The ghost came charging down the ridge straight for him. Hal stuck a foot out to trip him. The kid swerved deftly, grabbed his shirt and swung him around, and Hal tumbled back. He landed on his backside in the mud beside the creek, somewhat regretting his boldness.

‘Piss off!’ the kid yelled.

Hal was getting tired of being told to piss off. He scrambled to his feet. ‘I’ve got as much right to be here as you have. I was here first.’

‘Bullshit,’ the kid spat. ‘This ain’t your place.’

‘So what? Nobody lives here.’

‘You sure as shit don’t. So bugger off!’ The boy’s voice was not as tough as his words.

Hal saw now that he really was dark-skinned—a tough Aboriginal kid—which made him more uneasy, since this was only the third Aboriginal person he’d ever spoken to. Not that he felt like talking to him.

‘Go to hell,’ he muttered.

The dark kid grabbed his shirt again and tried to pull him into the mud. Hal got him in a headlock. They pushed and pawed at each other until they tumbled to the creek’s edge.

Finding himself on top, Hal leapt astride his opponent, grabbed the kid’s flailing hands and, with little resistance, wrestled him onto his back.

‘That’ll—teach—you!’ he gasped.

Instead of acknowledging defeat, the stranger broke into a fit of high-pitched giggling.

‘What’s so—bloody—funny?’ Hal held the thin wrists down with his knees.

‘Checked your knackers lately?’ The kid howled with glee.
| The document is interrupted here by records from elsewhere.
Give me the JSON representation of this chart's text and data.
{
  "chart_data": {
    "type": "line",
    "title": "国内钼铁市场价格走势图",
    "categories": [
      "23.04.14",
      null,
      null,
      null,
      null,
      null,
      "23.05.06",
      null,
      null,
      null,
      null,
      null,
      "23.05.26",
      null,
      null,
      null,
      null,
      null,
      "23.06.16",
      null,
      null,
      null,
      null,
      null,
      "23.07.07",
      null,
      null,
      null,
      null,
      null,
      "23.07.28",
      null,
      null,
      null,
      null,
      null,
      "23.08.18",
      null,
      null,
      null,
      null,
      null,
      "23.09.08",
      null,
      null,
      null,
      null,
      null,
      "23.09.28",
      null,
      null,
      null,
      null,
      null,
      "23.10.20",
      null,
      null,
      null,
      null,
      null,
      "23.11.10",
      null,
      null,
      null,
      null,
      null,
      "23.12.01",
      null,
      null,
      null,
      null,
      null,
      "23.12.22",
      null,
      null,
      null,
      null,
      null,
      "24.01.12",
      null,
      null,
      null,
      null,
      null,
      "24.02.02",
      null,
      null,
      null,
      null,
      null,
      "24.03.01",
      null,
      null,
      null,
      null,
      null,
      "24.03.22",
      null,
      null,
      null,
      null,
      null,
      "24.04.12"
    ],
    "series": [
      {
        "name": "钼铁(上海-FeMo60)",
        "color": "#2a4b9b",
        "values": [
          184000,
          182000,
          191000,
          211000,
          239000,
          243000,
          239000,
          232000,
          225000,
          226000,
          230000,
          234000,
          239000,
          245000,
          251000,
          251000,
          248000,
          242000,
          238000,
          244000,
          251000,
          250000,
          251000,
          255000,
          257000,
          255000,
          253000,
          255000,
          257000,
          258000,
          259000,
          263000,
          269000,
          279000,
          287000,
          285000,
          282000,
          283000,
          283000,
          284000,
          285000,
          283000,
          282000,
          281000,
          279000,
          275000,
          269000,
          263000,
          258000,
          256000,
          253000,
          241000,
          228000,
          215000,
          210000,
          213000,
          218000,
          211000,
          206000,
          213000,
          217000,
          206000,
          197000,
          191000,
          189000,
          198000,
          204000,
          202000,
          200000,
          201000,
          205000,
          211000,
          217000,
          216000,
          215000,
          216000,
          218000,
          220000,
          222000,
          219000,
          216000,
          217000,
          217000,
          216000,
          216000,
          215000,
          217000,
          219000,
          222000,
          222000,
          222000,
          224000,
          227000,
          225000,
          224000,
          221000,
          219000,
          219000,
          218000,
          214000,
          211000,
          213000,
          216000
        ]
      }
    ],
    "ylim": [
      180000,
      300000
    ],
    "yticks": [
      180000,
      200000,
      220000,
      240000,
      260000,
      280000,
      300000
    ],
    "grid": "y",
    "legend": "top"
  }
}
Hal checked, and to his horror saw one pale testicle dangling free of his shorts. He reached down to tuck it away. As he did the ‘ghost’ slid out from under him and crawled to his knees, staring Hal down.

‘You fight like a girl,’ the kid sneered.

Hal could come up with nothing more scathing than, ‘So do you!’

‘Dur, wonder why?’ The kid’s hat had fallen off revealing, under the pudding-bowl haircut, the face of a girl. A girl who was hugely enjoying Hal’s discomfort.

‘God,’ Hal winced. ‘I don’t hit girls.’

‘I do. Boys too, if they gimme the willies.’

Anger spent, she shrugged, reached into her bucket, and pulled out a paper bag.

‘All right. You proved your point.’ Hal, mortified, tucked his shirt in. ‘Your place. We’re going.’

‘Who, you and your little brother? He’s halfway home by now. Pretty tough gang.’ She raised her eyebrows, grinning.